The restructuring, which also includes shutting offices and phasing out more than a dozen games, will generate pretax savings of $15 million to $20 million in the fourth quarter, excluding a charge of about $8 million to $12 million, Zynga said.
The game maker failed to meet its expectations for growth in part because of the shift to mobile and in part because it didn’t develop enough compelling programs, Pincus said on a conference call.
“We didn’t create enough new heat for our players by innovating on content and features,” the CEO said.
The company said it signed a partnership with Gibraltar- based Bwin.Party Digital Entertainment Plc (BPTY) to offer real-money gambling in the U.K., including online poker and a suite of 180 casino games next year. The two companies will share revenue from gambling, Zynga Chief Financial Officer David Wehner said yesterday on the call.
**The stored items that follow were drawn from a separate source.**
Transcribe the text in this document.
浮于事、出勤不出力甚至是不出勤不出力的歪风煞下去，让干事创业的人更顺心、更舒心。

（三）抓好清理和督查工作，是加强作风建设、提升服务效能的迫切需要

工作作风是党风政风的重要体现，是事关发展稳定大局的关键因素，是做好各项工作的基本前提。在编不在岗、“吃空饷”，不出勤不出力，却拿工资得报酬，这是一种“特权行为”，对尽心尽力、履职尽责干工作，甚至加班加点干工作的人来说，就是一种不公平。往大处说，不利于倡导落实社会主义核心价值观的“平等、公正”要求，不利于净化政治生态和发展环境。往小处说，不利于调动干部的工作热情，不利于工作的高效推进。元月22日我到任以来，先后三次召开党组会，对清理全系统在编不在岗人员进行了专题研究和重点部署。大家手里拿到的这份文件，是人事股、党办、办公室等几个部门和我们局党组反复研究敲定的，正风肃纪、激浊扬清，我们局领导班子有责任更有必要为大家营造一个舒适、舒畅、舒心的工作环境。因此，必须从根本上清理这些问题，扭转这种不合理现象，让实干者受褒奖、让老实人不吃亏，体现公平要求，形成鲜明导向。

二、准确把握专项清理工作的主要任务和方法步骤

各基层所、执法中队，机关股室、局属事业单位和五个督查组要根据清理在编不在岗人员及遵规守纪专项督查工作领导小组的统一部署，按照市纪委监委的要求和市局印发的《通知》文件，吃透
Zynga is optimistic that the easing of regulations in the U.S. and abroad will let it expand in online gambling, a market that researcher H2 Gambling Capital estimates may be worth $30 billion next year. The game developer last month hired Maytal Olsha, a former online-gambling executive, as its chief operating officer of new markets.
“The stock has no buyers out there -- it’s in sort of a free-fall,” he said. “To have the company buy back some of the stock will help to at least support it somewhat.”
The company generates revenue by selling virtual goods within its games -- for example, a gun in “Mafia Wars” or a brick oven in “ChefVille.” It owns the five most popular games played on Facebook Inc. (FB), led by “FarmVille 2” with 61.3 million monthly users, according to AppData.
Still, Facebook, which takes a portion of the revenue from virtual goods sold on its site, has become less reliant on Zynga for revenue. Including its advertising spending, the game maker contributed 7 percent of Facebook’s revenue in the third quarter, down from 12 percent a year earlier, the social network said earlier this week.
Before certain items, Zynga broke even on a per-share basis in the third quarter, compared with projections for a 1-cent loss. The game maker posted a net loss of $52.7 million, or 7 cents a share. Earlier this month, it predicted a net loss of $90 million to $105 million.
For the full year, Zynga reiterated an earlier forecast for bookings, a predictor of future sales, of $1.09 billion to $1.1 billion. The company said 2012 per-share profit, excluding some costs, will be 2 cents to 3 cents, not including the effect of the share repurchase plan.